Mais avant toute analyse, il importe de rappeler que la
coopération entre Rillieux et Natitingou a été
initié en 1995 et a démarré officiellement en 1998 avec la
signature d'un premier accord de partenariat. C'est une coopération
déjà ancienne que les deux territoires ont bien voulu inscrire
dans leurs différents programmes. Au départ, les relations entre
les deux communes s'inscrivaient dans un cadre de solidarité
internationale avec une inégalité de statut car l'une
était une collectivité gérée par des élus
tandis que l'autre est sous administration d'un pouvoir central. Après
les premières élections municipales de 2002 au Bénin, les
relations entre les deux communes vont connaître une évolution et
vont s'inscrire dans un contexte exclusivement de décentralisation
fondée sur les rapports de territoire à territoire. C'est alors
que naît l'idée d'une coopération
décentralisée entre les deux collectivités. Aujourd'hui,
cette exclusivité se trouve renforcée et les deux
collectivités sont très fortement mues et engagées en
faveur de l'idée d'une coopération plus juste et
équilibrée. Cette approche d'une logique de relations entre
partenaires du même niveau, ayant le même statut juridique,
s'articule autour de trois principes fondamentaux que sont
l'égalité, la réciprocité et la connaissance
mutuelle. C'est sur la base de ces trois principes que les deux partenaires ont
conçu et structuré leurs relations. Les deux collectivités
ont ainsi donc su tisser sur la base de d'égalité, de
réciprocité et de connaissance mutuelle une coopération
exemplaire, qui répond aux enjeux de développement au Sud et de
solidarité au Nord. La coopération entre les deux
collectivités s'est développée selon trois axes en
reprenant ainsi les principes du développement durable visant à
agir en même temps sur les aspects environnemental, humain et
économique.
Au plan humain, nous constatons que, la coopération
accompagne le processus de décentralisation en assurant la formation et
la qualification du personnel de la mairie de Natitingou. Elle a initié
un projet de formation des cadres de la mairie et des artisans notamment des
tisserands de la commune.
Au plan économique, le projet de construction du centre
de tissage vise le développement économique de la commune par une
plus value apportée aux techniques de fabrique des tissus
traditionnels.
Le volet environnemental verra se développer
l'important projet « Natitingou-Ville Propre », qui est un
projet de gestion et de traitement des ordures ménagères et des
déchets solides de la commune de Natitingou. L'objectif de ce projet est
d'être une innovation, en ce sens qu'il promeut non seulement une
pratique alternative peu coûteuse de gestion des ordures grâce
à l'évacuation de ces ordures par charrettes et à traction
asine, mais aussi une opération pilote de gestion des ordures
adaptée à cette région du nord Bénin. Afin de
renforcer la dimension culturelle des relations entre les deux
collectivités, la coopération s'appuie sur un jumelage entre les
deux villes, jumelage caractérisé par des actions
d'échanges culturels, sportifs et de connaissance mutuelle entre les
deux cultures.
La coopération entre les deux communes a permis la
réalisation d'importantes actions de développement. Ce qui nous
laisse dire que la relation entre les deux collectivités, est une
coopération au service des échanges nord-sud, de l'aide au
développement et surtout de l'éducation au développement.

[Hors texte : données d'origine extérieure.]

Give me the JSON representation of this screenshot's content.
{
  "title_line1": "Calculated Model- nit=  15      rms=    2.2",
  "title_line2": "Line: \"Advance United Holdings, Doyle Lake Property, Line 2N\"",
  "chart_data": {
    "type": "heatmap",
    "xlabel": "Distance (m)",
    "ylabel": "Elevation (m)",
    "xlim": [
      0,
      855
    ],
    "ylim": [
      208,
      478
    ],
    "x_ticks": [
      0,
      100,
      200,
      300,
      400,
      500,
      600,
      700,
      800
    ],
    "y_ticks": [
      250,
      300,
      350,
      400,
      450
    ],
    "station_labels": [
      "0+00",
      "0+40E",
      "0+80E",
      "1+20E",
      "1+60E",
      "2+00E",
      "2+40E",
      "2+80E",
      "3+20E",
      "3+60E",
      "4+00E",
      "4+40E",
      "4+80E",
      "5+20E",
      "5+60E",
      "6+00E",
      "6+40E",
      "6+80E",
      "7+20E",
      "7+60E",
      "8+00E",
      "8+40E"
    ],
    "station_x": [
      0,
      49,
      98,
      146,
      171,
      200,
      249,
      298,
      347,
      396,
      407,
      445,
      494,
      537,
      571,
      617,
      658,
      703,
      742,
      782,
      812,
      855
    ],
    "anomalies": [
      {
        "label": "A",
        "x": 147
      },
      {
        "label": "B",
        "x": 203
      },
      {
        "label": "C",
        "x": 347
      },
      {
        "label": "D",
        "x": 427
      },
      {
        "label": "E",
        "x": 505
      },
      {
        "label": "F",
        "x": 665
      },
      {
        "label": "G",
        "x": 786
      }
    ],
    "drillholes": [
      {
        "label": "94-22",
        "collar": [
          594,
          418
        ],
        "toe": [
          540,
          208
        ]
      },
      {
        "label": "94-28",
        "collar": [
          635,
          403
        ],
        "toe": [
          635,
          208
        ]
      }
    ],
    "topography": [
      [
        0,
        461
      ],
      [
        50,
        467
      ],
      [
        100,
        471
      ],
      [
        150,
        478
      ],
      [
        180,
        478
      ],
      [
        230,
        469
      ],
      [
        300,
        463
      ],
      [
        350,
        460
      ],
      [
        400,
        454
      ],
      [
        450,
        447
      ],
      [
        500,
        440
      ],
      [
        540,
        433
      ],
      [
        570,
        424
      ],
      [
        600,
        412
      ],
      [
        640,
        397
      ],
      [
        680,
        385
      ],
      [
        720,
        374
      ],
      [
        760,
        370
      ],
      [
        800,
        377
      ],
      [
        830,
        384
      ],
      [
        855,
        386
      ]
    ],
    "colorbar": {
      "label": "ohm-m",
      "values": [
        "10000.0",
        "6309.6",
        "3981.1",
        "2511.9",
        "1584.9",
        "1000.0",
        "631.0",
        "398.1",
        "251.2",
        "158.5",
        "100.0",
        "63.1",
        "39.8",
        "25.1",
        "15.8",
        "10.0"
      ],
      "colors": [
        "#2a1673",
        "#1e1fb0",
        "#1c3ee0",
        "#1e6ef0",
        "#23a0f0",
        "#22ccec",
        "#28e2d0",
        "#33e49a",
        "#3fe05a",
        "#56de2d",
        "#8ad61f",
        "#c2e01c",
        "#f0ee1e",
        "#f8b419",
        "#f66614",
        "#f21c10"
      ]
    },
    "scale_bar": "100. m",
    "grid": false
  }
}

De la solidarité, cette coopération aboutira à une
véritable relation de développement local à
Natitingou.
Cependant, l'étude de cette coopération
révèle des insuffisances graves qui ne sont pas de nature
à considérer les deux partenaires comme égaux. En effet,
la coopération se base sur des projets et un fonctionnement flous. En
matière de fonctionnement par exemple, il est à
déploré l'absence de dispositifs et de règles de mise en
oeuvre des actions retenues avec des objectifs clairement identifiés.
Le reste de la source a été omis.